- Country: India
- State: Karnataka
- District: Udupi
- Taluk: Kundapura

Government
- • Body: Village Panchayat

Population (2011)
- • Total: 4,079

Languages
- • Official: Kannada, Konkani
- Time zone: UTC+5:30 (IST)
- Vehicle registration: KA

= Molahalli =

Molahalli is a village in the Kundapur taluk of Udupi district.

== Demographics ==
In 2011, Molahalli had a total population of 4079 people consisting of 2202 male and 353 female residents. The village occupies a total area of 2044.34 hectares with a population density of 1.995 people per hectare. As of 2011, the total literacy rate was 67.76% which was higher than the national average of 59.5%.

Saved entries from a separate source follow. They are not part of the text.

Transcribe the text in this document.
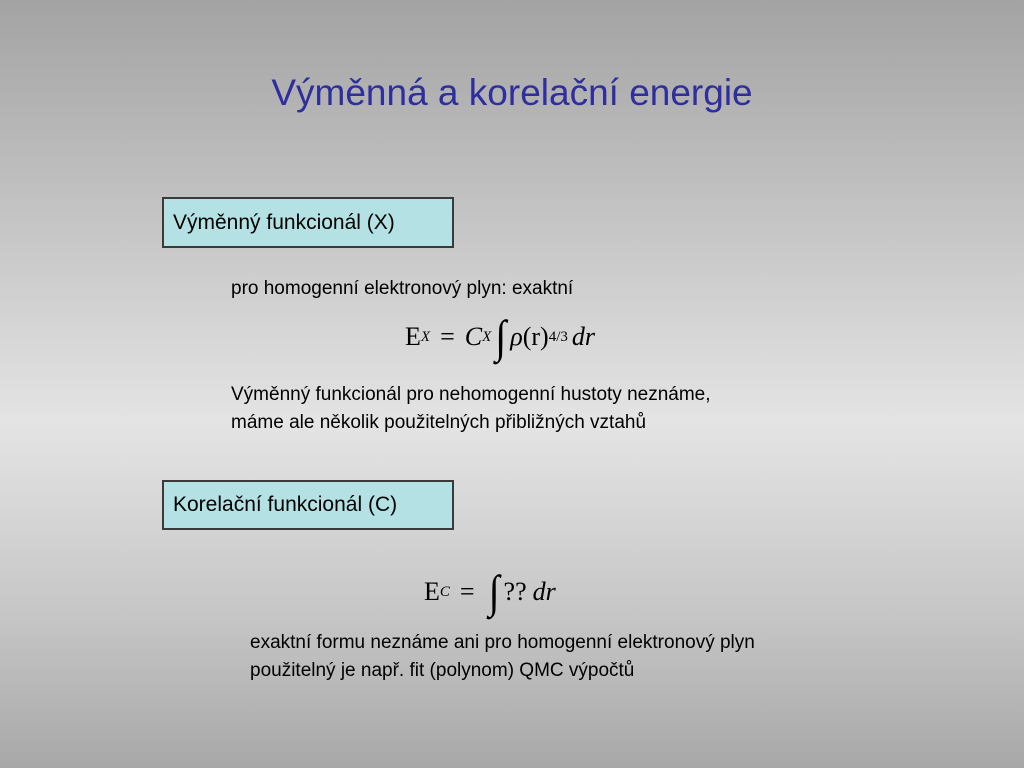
Výměnná a korelační energie
Výměnný funkcionál (X)
pro homogenní elektronový plyn: exaktní
E X = C X ∫ ρ (r) 4/3 dr
Výměnný funkcionál pro nehomogenní hustoty neznáme,
máme ale několik použitelných přibližných vztahů
Korelační funkcionál (C)
E C = ∫ ?? dr
exaktní formu neznáme ani pro homogenní elektronový plyn
použitelný je např. fit (polynom) QMC výpočtů
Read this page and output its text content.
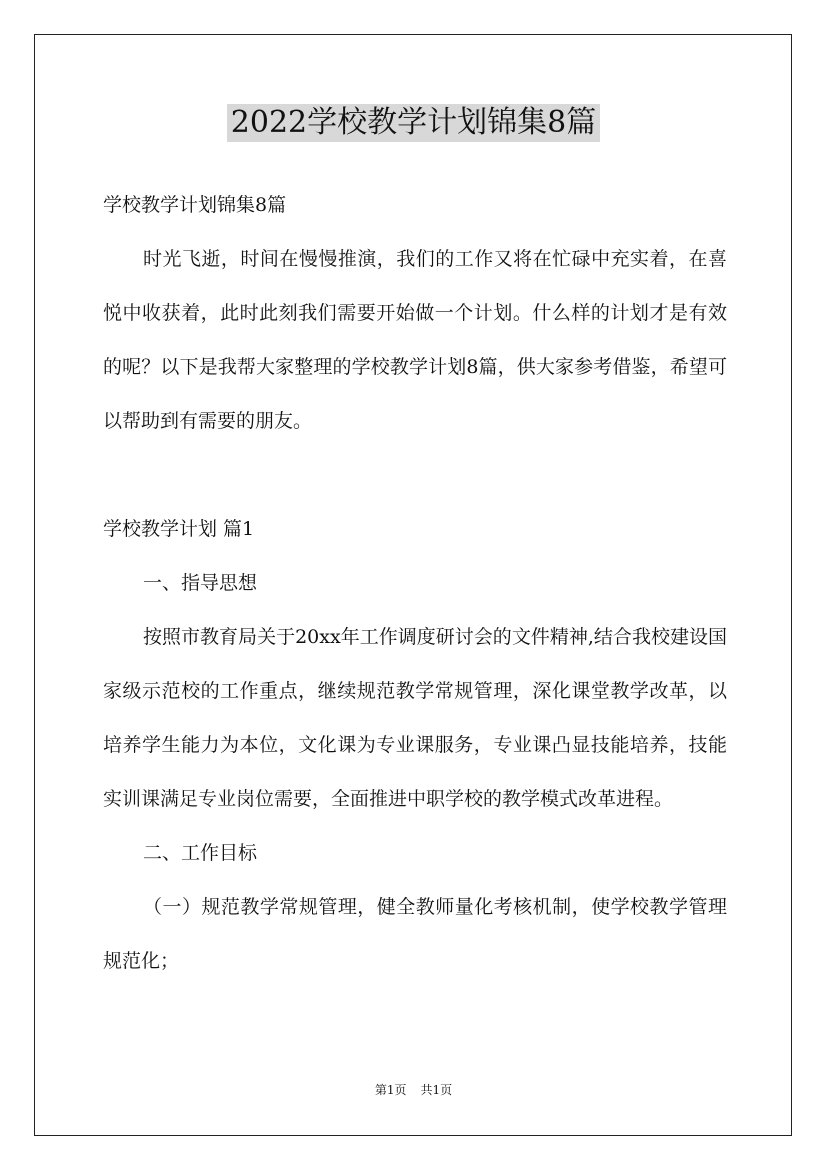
2022学校教学计划锦集8篇

学校教学计划锦集8篇

时光飞逝，时间在慢慢推演，我们的工作又将在忙碌中充实着，在喜悦中收获着，此时此刻我们需要开始做一个计划。什么样的计划才是有效的呢？以下是我帮大家整理的学校教学计划8篇，供大家参考借鉴，希望可以帮助到有需要的朋友。

学校教学计划 篇1

一、指导思想

按照市教育局关于20xx年工作调度研讨会的文件精神,结合我校建设国家级示范校的工作重点，继续规范教学常规管理，深化课堂教学改革，以培养学生能力为本位，文化课为专业课服务，专业课凸显技能培养，技能实训课满足专业岗位需要，全面推进中职学校的教学模式改革进程。

二、工作目标

（一）规范教学常规管理，健全教师量化考核机制，使学校教学管理规范化；

第1页 共1页
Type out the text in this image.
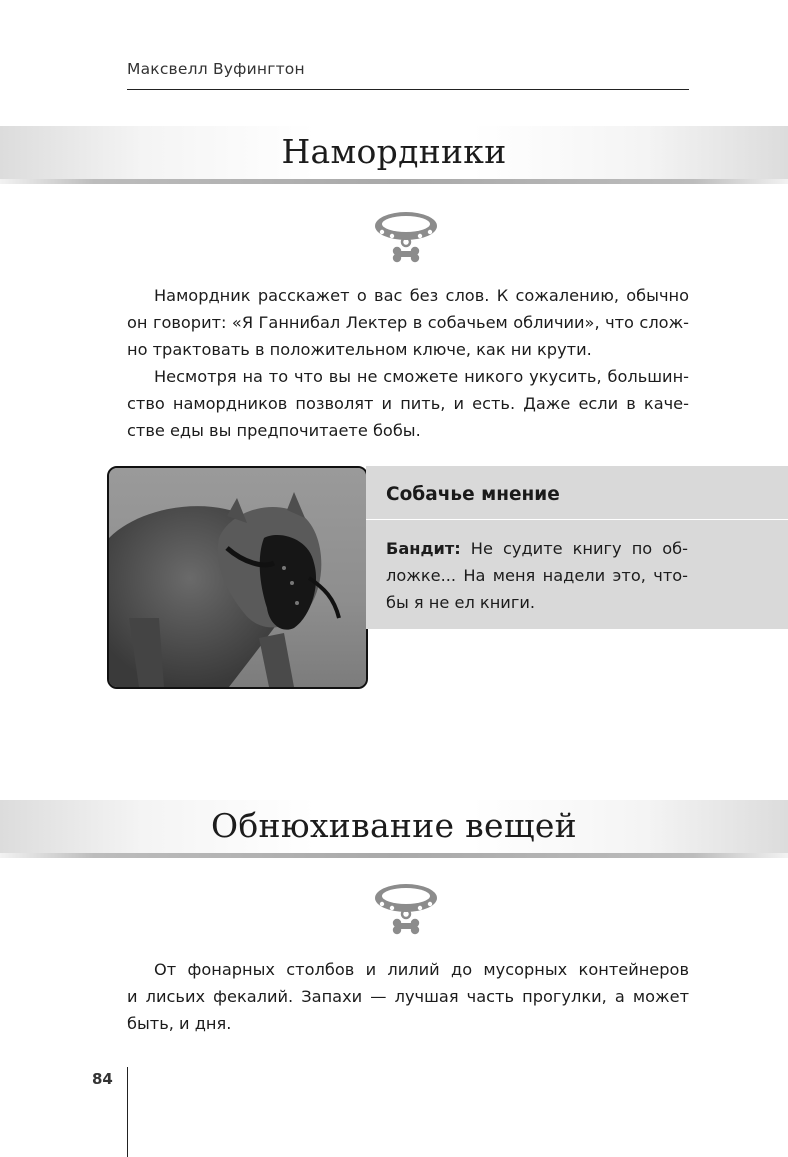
Максвелл Вуфингтон
Намордники

Намордник расскажет о вас без слов. К сожалению, обычно
он говорит: «Я Ганнибал Лектер в собачьем обличии», что слож-
но трактовать в положительном ключе, как ни крути.

Несмотря на то что вы не сможете никого укусить, большин-
ство намордников позволят и пить, и есть. Даже если в каче-
стве еды вы предпочитаете бобы.

Собачье мнение
Бандит: Не судите книгу по об-
ложке... На меня надели это, что-
бы я не ел книги.
Обнюхивание вещей

От фонарных столбов и лилий до мусорных контейнеров
и лисьих фекалий. Запахи — лучшая часть прогулки, а может
быть, и дня.

84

In 2011, Molahalli had an employment rate of over 46.41%, 83.89% of whom are employed over 183 days in a year.

== Agriculture ==
Molahalli is primarily dependent on agriculture as the primary source of employment and revenue. The village is expected to see a 15 hectare increase in irrigated farmland as a result of the construction of the Varahi Left Bank Irrigation canal. However, shoddy and unfinished work on the canal has caused multiple breaches, which have adversely affected the regions farmland by submerging them during rainy seasons in 2015 and 2017.